When I was looking at SugarCRM as a rival to Salesforce.com the other day, one thing that didn't make sense to me was how expensive its hosted option was. Considering that SugarCRM's CEO John Roberts boasted to BusinessWeek back in June that, "We're turning a $10 billion market space into a $1 billion market space," I was a bit taken aback to discover that his company is undercutting Salesforce.com's avowedly premium pricing model by just 50%. At $75 per user per month for the enterprise version and $40 for the professional version, SugarCRM is either hosting very inefficiently, or it's retaining a fat margin for itself. (My benchmark for how low hosting costs can go in this market is FreeCRM, whose costs per user per month are low enough to return a profit from showing banner ads on the pages of its free-of-charge product — evidently, it measures its per-user hosting cost in pennies rather than dollars).
Thanks to Dan Farber's detailed analysis of SugarCRM's licensing and business model, I now understand that the company is really just a conventional software vendor that maintains a cut-down open-source version as a marketing gimmick — what one commenter on Dan's post very neatly categorized as 'teaseware'.

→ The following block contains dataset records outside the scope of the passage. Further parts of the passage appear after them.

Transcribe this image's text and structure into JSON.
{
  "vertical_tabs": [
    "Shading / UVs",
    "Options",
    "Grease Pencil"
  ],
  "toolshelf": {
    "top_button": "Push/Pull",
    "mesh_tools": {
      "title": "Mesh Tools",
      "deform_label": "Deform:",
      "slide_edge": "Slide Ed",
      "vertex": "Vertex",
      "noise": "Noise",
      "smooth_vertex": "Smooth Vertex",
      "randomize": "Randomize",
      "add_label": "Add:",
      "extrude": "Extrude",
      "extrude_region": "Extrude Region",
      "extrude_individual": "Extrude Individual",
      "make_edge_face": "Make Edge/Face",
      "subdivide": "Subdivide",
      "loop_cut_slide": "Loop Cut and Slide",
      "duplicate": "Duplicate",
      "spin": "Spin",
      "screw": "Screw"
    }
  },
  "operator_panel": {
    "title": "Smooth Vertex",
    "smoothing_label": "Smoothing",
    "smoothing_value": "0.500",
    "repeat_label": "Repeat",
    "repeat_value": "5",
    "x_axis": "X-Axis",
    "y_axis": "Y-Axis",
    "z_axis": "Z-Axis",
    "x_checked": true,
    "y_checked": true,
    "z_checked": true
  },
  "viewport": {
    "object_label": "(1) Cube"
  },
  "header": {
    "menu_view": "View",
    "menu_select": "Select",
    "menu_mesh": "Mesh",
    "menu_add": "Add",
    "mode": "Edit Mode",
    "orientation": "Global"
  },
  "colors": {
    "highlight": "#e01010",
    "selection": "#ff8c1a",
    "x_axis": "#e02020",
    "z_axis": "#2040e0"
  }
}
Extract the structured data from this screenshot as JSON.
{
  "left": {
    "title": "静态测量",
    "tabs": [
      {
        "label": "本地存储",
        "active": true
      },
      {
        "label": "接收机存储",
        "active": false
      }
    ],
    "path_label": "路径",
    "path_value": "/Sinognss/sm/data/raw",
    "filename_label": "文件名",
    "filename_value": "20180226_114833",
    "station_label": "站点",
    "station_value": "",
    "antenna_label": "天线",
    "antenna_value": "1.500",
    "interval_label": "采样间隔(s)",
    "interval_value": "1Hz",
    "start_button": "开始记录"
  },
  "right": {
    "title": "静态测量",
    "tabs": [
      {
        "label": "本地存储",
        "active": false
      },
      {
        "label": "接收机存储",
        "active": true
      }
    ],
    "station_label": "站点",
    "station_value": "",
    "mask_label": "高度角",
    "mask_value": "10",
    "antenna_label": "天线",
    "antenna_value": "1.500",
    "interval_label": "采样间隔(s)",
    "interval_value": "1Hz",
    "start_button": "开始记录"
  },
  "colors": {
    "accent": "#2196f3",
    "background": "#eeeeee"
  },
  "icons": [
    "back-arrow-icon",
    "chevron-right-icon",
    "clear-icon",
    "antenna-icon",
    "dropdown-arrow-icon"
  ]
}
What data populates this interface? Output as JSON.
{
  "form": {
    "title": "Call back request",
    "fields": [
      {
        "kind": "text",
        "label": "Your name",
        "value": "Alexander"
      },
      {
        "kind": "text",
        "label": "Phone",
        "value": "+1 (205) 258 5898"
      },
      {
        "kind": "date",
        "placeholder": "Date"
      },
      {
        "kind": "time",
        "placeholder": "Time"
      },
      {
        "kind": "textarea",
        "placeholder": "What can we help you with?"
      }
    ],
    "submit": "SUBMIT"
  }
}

It's somewhat satisfying, therefore, to discover that SugarCRM has been outwitted by its own open-source ecosystem, where iRadeon offers hosted CRM based on the SugarCRM code for a monthly fee of $75 for nine users — the same price SugarCRM charges for equivalent functionality delivered to a single user. To paraphrase John Roberts, that's turning $75/user/mo into $8.50/user/mo, which is much more the sort of economics I would expect from applying the on-demand model to open-source applications.